The Syrian defector known as “Caesar,” who documented and then fled with evidence of Syrian President Bashar al-Assad’s torture and murder of more than 11,000 civilians in custody, has begun a visit to Washington, D.C., aimed at verifying and working to expose the atrocities and war crimes of the Syrian regime.
The former military police photographer, who earlier this year turned over 28,000 images of torture and murder by the Syrian military to U.S. government investigators, met Monday with State Department Ambassador-at-Large for War Crimes Stephen Rapp, members of the Syrian opposition, and officials from the U.S. Holocaust Museum in Washington. He has a series of meetings planned with U.S. officials and others throughout the week as part of a visit that was in the works for months and was a closely guarded secret until now.
Caesar’s trip is being managed by the Coalition for a Democratic Syria, a Syrian-American umbrella organization that coordinates nonprofit groups in Washington assisting the Syrian opposition.
“We are incredibly grateful to the Holocaust Museum for hosting Caesar,” said Muna Jondy, CDS’s government relations chair. “Their staff’s expertise in dealing with these kind of photographs is unmatched in the world. Further, the Holocaust Museum is an appropriate and somber setting for evidence of such monumental crimes to be highlighted and further examined.”
One of only a handful of photographers tasked with meticulously documenting the Syrian Arab Army’s killing of civilians in custody, Caesar escaped last year with more than 55,000 images showing the torture and murder of more than 11,000 men, women, and children in the Damascus area between 2011 and 2013.
The U.S. government is now reviewing 28,000 of the images and the detailed files that accompany them to determine their validity and prepare the evidence for future use in legal cases against Syrian officials, including Assad, for war crimes and crimes against humanity.
Rapp, who has already seen many of the photos, said last month that the systematic nature of Assad’s “machinery of death” was the worst he had seen since the Nazi regime perpetrated an attempted genocide of Jews and other non-Aryans during the Holocaust.
“Having personally seen hundreds of the images of twisted bodies with real wounds and real human beings of every shape and size, this is not phony evidence.”
“This is solid evidence of the kind of machinery of cruel death that we haven’t seen frankly since the Nazis,” he said.
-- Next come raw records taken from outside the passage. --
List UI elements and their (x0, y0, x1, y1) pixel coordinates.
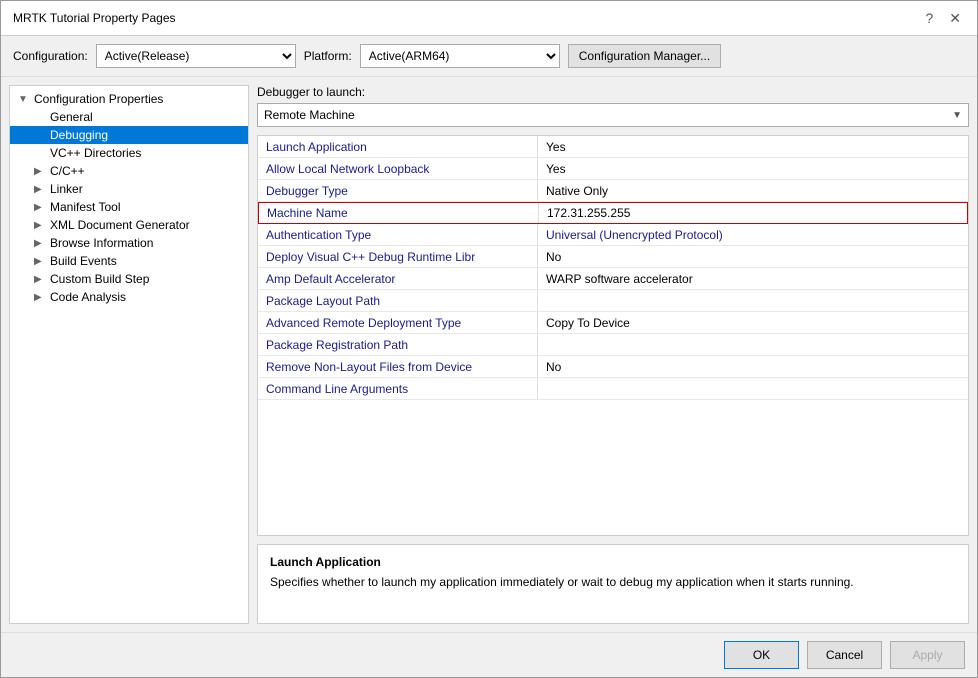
tree-label-code-analysis: Code Analysis (50, 290, 126, 304)
cancel-button[interactable]: Cancel (807, 641, 882, 669)
config-manager-button[interactable]: Configuration Manager... (568, 44, 721, 68)
debugger-arrow-icon: ▼ (952, 110, 962, 121)
dialog-title: MRTK Tutorial Property Pages (13, 11, 176, 25)
prop-row-debugger-type[interactable]: Debugger Type Native Only (258, 180, 968, 202)
prop-name-cmd-args: Command Line Arguments (258, 378, 538, 399)
prop-name-amp-accelerator: Amp Default Accelerator (258, 268, 538, 289)
prop-row-amp-accelerator[interactable]: Amp Default Accelerator WARP software ac… (258, 268, 968, 290)
tree-label-cpp: C/C++ (50, 164, 85, 178)
info-section: Launch Application Specifies whether to … (257, 544, 969, 624)
tree-root-config[interactable]: ▼ Configuration Properties (10, 90, 248, 108)
title-bar: MRTK Tutorial Property Pages ? ✕ (1, 1, 977, 36)
tree-label-build-events: Build Events (50, 254, 117, 268)
prop-value-machine-name: 172.31.255.255 (539, 203, 967, 223)
info-text: Specifies whether to launch my applicati… (270, 575, 956, 589)
platform-label: Platform: (304, 49, 352, 63)
tree-label-xml: XML Document Generator (50, 218, 190, 232)
prop-name-remove-non-layout: Remove Non-Layout Files from Device (258, 356, 538, 377)
ok-button[interactable]: OK (724, 641, 799, 669)
debugger-dropdown[interactable]: Remote Machine ▼ (257, 103, 969, 127)
debugger-value: Remote Machine (264, 108, 355, 122)
tree-item-general[interactable]: General (10, 108, 248, 126)
prop-row-cmd-args[interactable]: Command Line Arguments (258, 378, 968, 400)
prop-row-package-layout[interactable]: Package Layout Path (258, 290, 968, 312)
properties-table: Launch Application Yes Allow Local Netwo… (257, 135, 969, 536)
expand-xml-icon: ▶ (34, 220, 46, 231)
tree-label-custom-build: Custom Build Step (50, 272, 149, 286)
prop-name-deploy-runtime: Deploy Visual C++ Debug Runtime Libr (258, 246, 538, 267)
close-button[interactable]: ✕ (945, 9, 965, 27)
expand-cpp-icon: ▶ (34, 166, 46, 177)
prop-name-package-reg: Package Registration Path (258, 334, 538, 355)
prop-row-adv-remote-deploy[interactable]: Advanced Remote Deployment Type Copy To … (258, 312, 968, 334)
prop-name-adv-remote-deploy: Advanced Remote Deployment Type (258, 312, 538, 333)
right-panel: Debugger to launch: Remote Machine ▼ Lau… (257, 85, 969, 624)
tree-item-browse-info[interactable]: ▶ Browse Information (10, 234, 248, 252)
tree-label-general: General (50, 110, 93, 124)
prop-name-debugger-type: Debugger Type (258, 180, 538, 201)
tree-item-code-analysis[interactable]: ▶ Code Analysis (10, 288, 248, 306)
prop-value-debugger-type: Native Only (538, 180, 968, 201)
prop-row-deploy-runtime[interactable]: Deploy Visual C++ Debug Runtime Libr No (258, 246, 968, 268)
prop-value-loopback: Yes (538, 158, 968, 179)
tree-item-manifest-tool[interactable]: ▶ Manifest Tool (10, 198, 248, 216)
prop-name-machine-name: Machine Name (259, 203, 539, 223)
tree-item-linker[interactable]: ▶ Linker (10, 180, 248, 198)
apply-button[interactable]: Apply (890, 641, 965, 669)
config-label: Configuration: (13, 49, 88, 63)
toolbar: Configuration: Active(Release) Platform:… (1, 36, 977, 77)
prop-name-package-layout: Package Layout Path (258, 290, 538, 311)
tree-item-build-events[interactable]: ▶ Build Events (10, 252, 248, 270)
prop-value-deploy-runtime: No (538, 246, 968, 267)
collapse-arrow-icon: ▼ (18, 94, 30, 105)
left-tree-panel: ▼ Configuration Properties General Debug… (9, 85, 249, 624)
tree-item-cpp[interactable]: ▶ C/C++ (10, 162, 248, 180)
prop-value-auth-type: Universal (Unencrypted Protocol) (538, 224, 968, 245)
help-button[interactable]: ? (921, 9, 937, 27)
prop-value-amp-accelerator: WARP software accelerator (538, 268, 968, 289)
info-title: Launch Application (270, 555, 956, 569)
expand-manifest-icon: ▶ (34, 202, 46, 213)
prop-name-loopback: Allow Local Network Loopback (258, 158, 538, 179)
prop-value-launch-app: Yes (538, 136, 968, 157)
tree-label-manifest: Manifest Tool (50, 200, 120, 214)
tree-item-vc-directories[interactable]: VC++ Directories (10, 144, 248, 162)
debugger-section: Debugger to launch: Remote Machine ▼ (257, 85, 969, 127)
prop-value-package-layout (538, 290, 968, 311)
expand-linker-icon: ▶ (34, 184, 46, 195)
expand-build-events-icon: ▶ (34, 256, 46, 267)
tree-label-vc: VC++ Directories (50, 146, 141, 160)
prop-name-auth-type: Authentication Type (258, 224, 538, 245)
prop-row-machine-name[interactable]: Machine Name 172.31.255.255 (258, 202, 968, 224)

The U.S. government is nearly finished with its own forensic analysis of the photos, and Rapp said they not only appear to be genuine but that they also show a level of systematic atrocities that implicates Syrian officials, including Assad, in crimes against humanity.
“Thus far the indication is that it would be impossible to have fabricated this kind of material, and having personally seen hundreds of the images of twisted bodies with real wounds and real human beings of every shape and size, this is not phony evidence,” Rapp said. “These bodies were brought to one location from 24 other facilities in which they had been tortured to death in a variety of ways: ligature strangulation, burning, bruising, starvation, evisceration—the most horrendous things you can imagine.”
International war crimes scholar Cherif Bassiouni—who led the U.N. investigations into war crimes in Yugoslavia, Bahrain, and Libya, and helped create the International Criminal Court—also saw many of the photos of atrocities brought out of Syria by Caesar. Bassiouni told The Daily Beast last month that not only were Assad and his cohorts guilty of crimes against humanity, but top officials from countries directly aiding the Syrian army also could be implicated.
In particular, he said the torture and killing was done in a systematic way he recognized from his time studying the Soviet Union.
“What I see in the pictures is to a large extent an anomaly to the culture of the Syrian army,” he said. “The way these pictures were taken show a great deal of systematicity, reflecting a culture that is systematic in its approach. This culture, in my opinion, is more reflected in Russia.”
Caesar’s visit and the publicity it brings could push the Obama administration to confront more directly the issue of Assad’s atrocities. The Wall Street Journal reported that some administration officials have been resisting acknowledging the war crimes because doing so could hurt efforts to negotiate with Assad for an end to the conflict.
“For the administration, it is a double-edged sword,” Frederic Hof, who served as a top Obama administration adviser on Syria, told the Journal. “On the one hand, it’s going to illustrate perhaps better than anything heretofore the absolute horror of what’s going on. On the other side, it raises the inevitable question: What are we actually doing about it?”